Self, Sardarjis, Madrasis & Bollywood - Part 1
Since I want to cover some ideas regarding the Indian identity etc, as I understand them through my personal experiences, I will be writing this post in two or three parts.
So I was huffing up a hill during my daily run, and suddenly, for no particular reason, I remembered a snapshot from my childhood: of sitting on a charpoy with a Sikh, as I was straining at my still limited fund of second or third grade CBSE Hindi to understand his Punjabi inflected speech. You see, in what was then a lower middle class Hyderabadi neighborhood in my childhood, home owners, including my parents, usually let out a part of their house to strangers to supplement their incomes with rents. And this transitory sardarji (how I wish I remembered his name) was a tenant in a single room in the house across the gali - a warren of rooms that was not discriminatory towards who stayed in them as long as they could pay.
My father, who had picked up Hindi in the course of working as a foreman in construction and subsequently in his secretarial study, was quite curious about, and perhaps sympathetic to, this saradarji, who was obviously quite far from his native grounds. So I was encouraged to converse with him; I suppose to improve my Hindi. I don't remember what I might have said to him, and what he might have replied. I even don't recall his facial features, other than that he was powerfully built (for a while I think he was the "gurkha" or night watchman for our half empty colony, which then lay at the fringe of a sleepy city), and very “fair”. (Yes, at a young age a skin color chart is injected into the Indian child)

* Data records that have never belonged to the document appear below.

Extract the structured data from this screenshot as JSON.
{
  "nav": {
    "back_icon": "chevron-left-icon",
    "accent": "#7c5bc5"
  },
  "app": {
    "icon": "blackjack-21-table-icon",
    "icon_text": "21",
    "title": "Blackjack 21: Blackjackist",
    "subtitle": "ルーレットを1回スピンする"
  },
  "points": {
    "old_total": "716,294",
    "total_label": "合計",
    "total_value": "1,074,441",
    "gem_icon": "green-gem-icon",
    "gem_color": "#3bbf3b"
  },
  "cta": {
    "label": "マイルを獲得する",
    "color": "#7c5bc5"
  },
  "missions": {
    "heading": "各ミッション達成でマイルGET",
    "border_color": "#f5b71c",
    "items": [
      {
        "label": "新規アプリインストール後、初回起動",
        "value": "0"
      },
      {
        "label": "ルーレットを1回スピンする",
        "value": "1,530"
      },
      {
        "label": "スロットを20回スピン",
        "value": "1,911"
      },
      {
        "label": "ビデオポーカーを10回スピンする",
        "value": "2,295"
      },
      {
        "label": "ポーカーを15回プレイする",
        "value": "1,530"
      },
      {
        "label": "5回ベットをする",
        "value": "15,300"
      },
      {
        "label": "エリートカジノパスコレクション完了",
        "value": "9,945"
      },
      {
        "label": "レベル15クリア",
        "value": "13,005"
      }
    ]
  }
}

Soon after he left that house, I think, to take up the job of trucker, leaving in my head these amorphous memories of a man with a steel bangle, long hair, and a beard; who lounged on a charpoy in the open during Sunday afternoons; who ate thick rotis* ; and who perhaps was lonely enough to attempt to communicate with a nerdy boy who couldn’t understand him.

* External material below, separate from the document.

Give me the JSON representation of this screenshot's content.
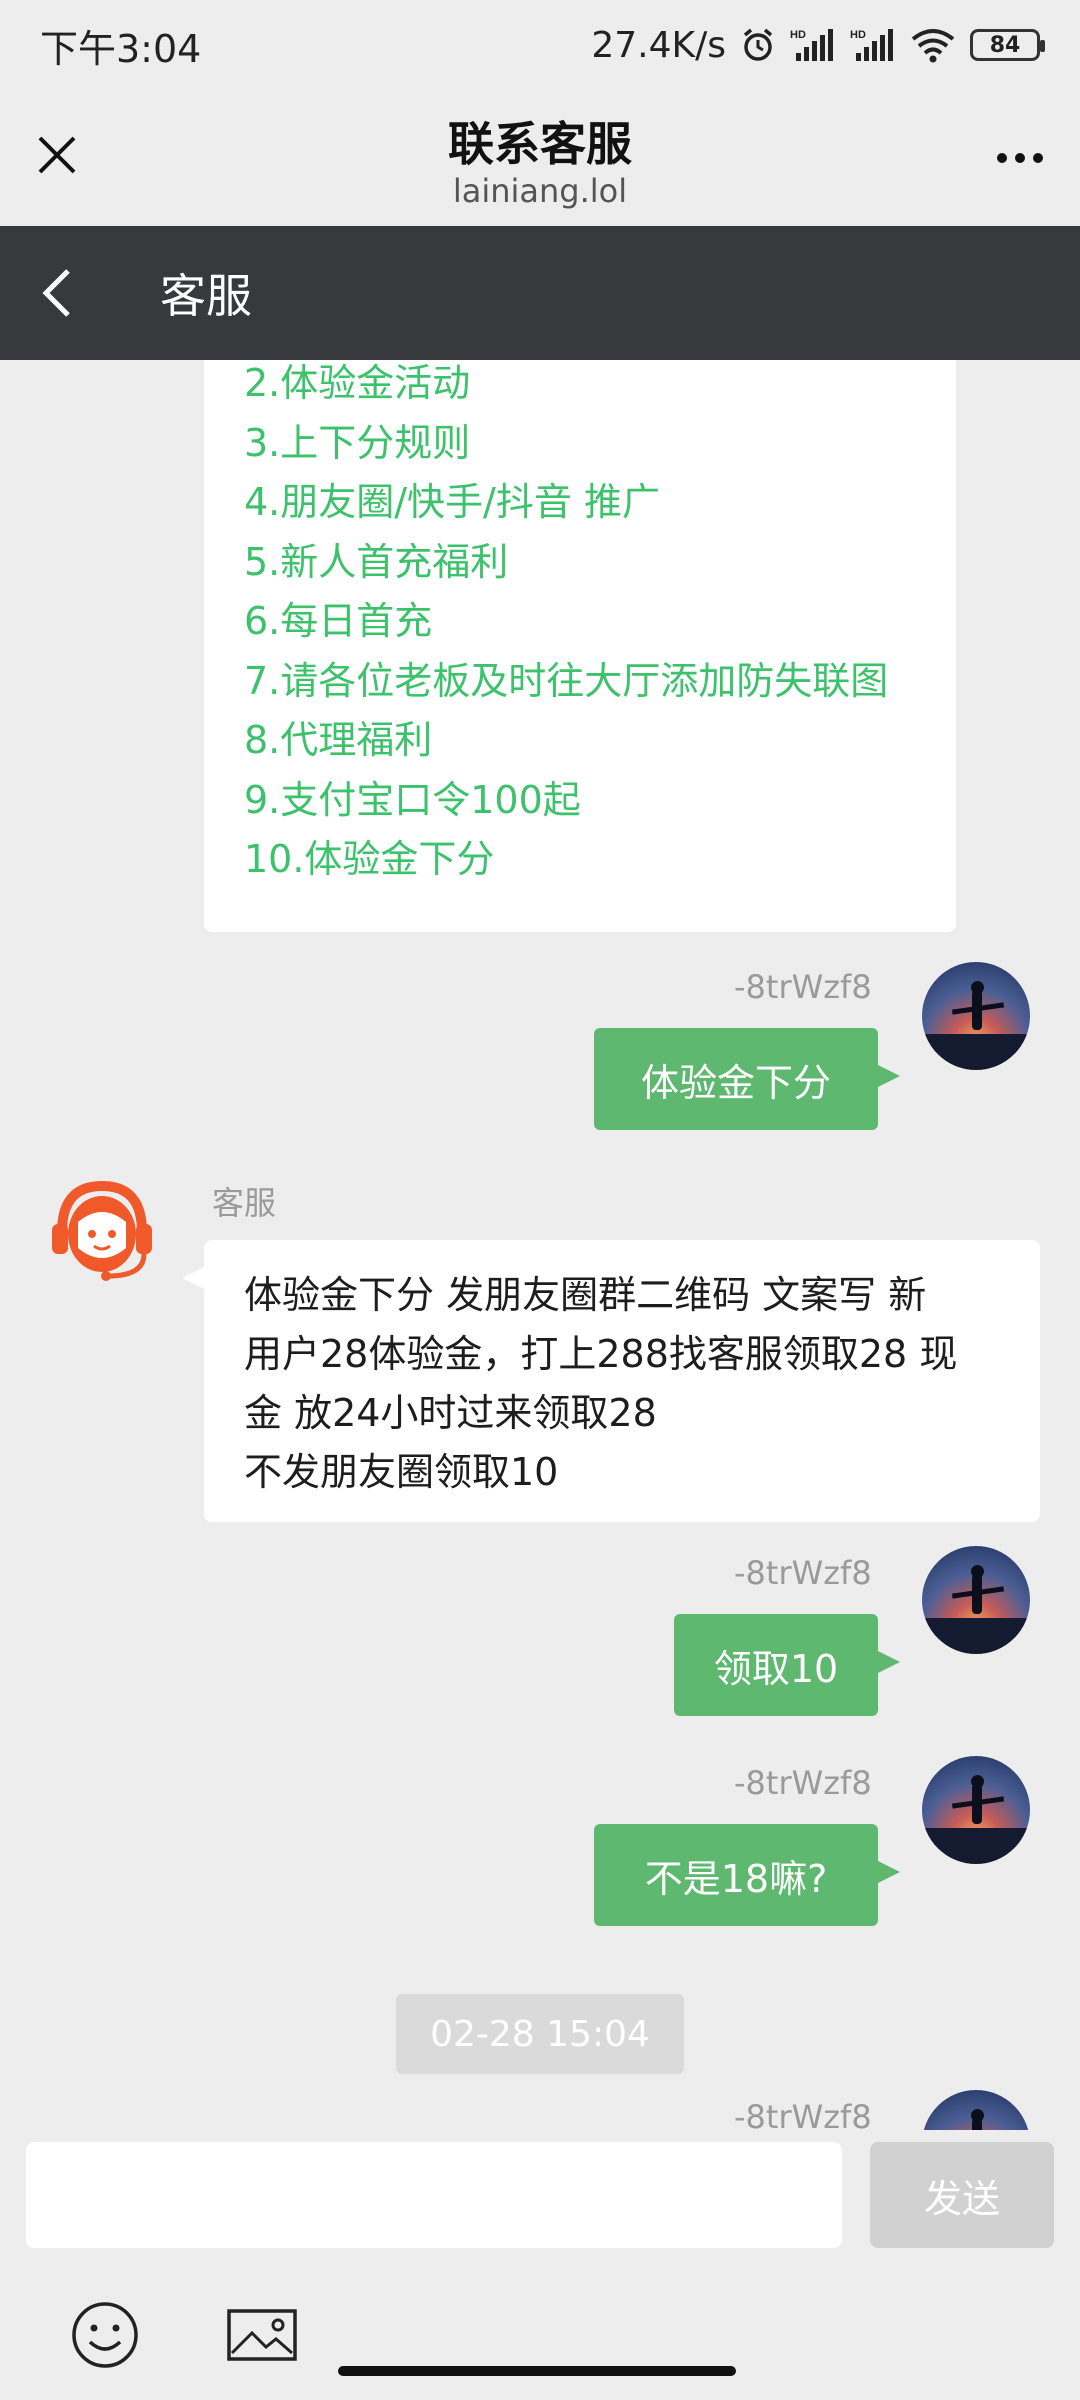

*Rotis/ chapattis/ pulkas played a part in defining my identity vis-à-vis those of my cousins who were (and are) more deeply wedded to their regional & caste markers; they held that rotis were essentially foreign (even Turka, i.e., Muslim) food for South Indians ate rice in their meals, and by incorporating them into our meals, our family had become ‘contaminated’ in some sense. It didn’t help that the Telugu I and my sister grew up speaking had many elements of the the Telengana and Hyderabadi dialect. No wonder, in the recent state elections, a Telengana secessionist party won a considerable number of seats to the AP assembly, on a plank of overcoming "costal" dominance, and creating a seperate state a la Jharkhand or Uttaranchal.